Second, it is also clear that there is a positive relationship between GDP and CO₂ emissions. However, the growth rates of CO₂ emissions in the three East Asian countries are consistently lower than those of GDP. When the GDP decreases, the rate of CO₂ decrease is less than that of the GDP decrease. In other words, CO₂ emissions are generally inelastic in response to GDP decreases in the three East Asian countries. This finding indirectly implies that the demographic change indicating the change of the share of each age group should be considered in addition to the population projection itself to project CO₂ emissions, since the labor participation rate is an important factor to determine the production level in CGE modeling. In the case of South Korea and Japan, despite the low fertility rate and aging population, if the labor participation rate increases, the GDP decrease may be less than the population decrease, and thus the CO₂ decrease is relatively less.

5. Conclusions

This study applies a CGE model and provides projections of changes in GDP and CO₂ emissions of three East Asian countries (South Korea, China, and Japan) and the rest of the world by comparing five population scenarios with the UN MID scenario. As Figure 9 shows, the study found that the range of changes of CO₂ emission compared to the base scenario is smaller than that of GDP in all three East Asian countries and the rest of the world. Among the three East Asian countries, a huge decrease of GDP, in South Korea in particular, is expected due to the decrease in population and the increase in the proportion of the aged population in the UN 2019 population projections compared to the base scenario. However, the changes in CO₂ emissions are smaller than the change in GDP. Japan also shows a similar trend to South Korea. In China and the rest of the world, some population projections are higher than the base scenario, so these scenarios lead to an increase in GDP, and, accordingly, to an increase in CO₂ emissions compared to the base scenario. The implication of the results from South Korea and Japan is that the decreases in GDP and CO₂ emissions can happen even faster in China and the rest of the world if the population size declines, the aging trend is accelerated, and the proportion of the aged population becomes higher.
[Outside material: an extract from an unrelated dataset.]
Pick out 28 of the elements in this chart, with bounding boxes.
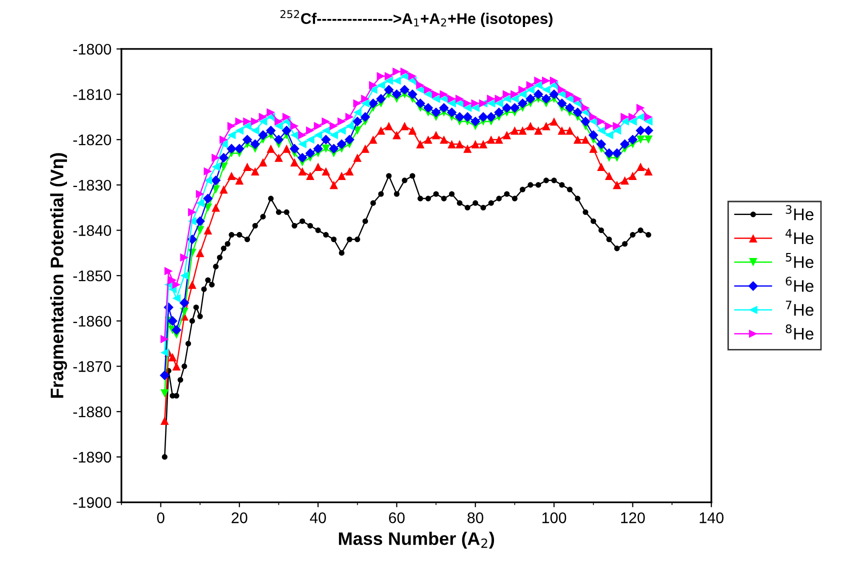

The demographic changes of the three East Asian countries can have some implications for the future demographic changes in the rest of the countries projecting their CO₂ emissions. However, a limitation of this study is that the GDP projection after 2030 was not properly reflected, because each country’s labor participation rate was fixed after 2030; the parameter was projected by the ILO until 2030. Therefore, the projections of GDP after 2030 are not properly reflecting the change of the labor participation rate. The appropriate labor participation rate should be reflected in future research.

The impact of an aging labor force on GDP in the future is uncertain, which means that the impact of aging populations on CO₂ emissions from the production side of the economy is also uncertain. However, in this study, the different population projections by the UN with age groups are incorporated into the CGE model, which needs further elaboration in CGE model development. Nevertheless, the fact that demographic changes, such as aging and low fertility, are very important factors in predicting CO₂ emissions, along with population change, was sufficiently demonstrated through empirical analysis of the three East Asian countries.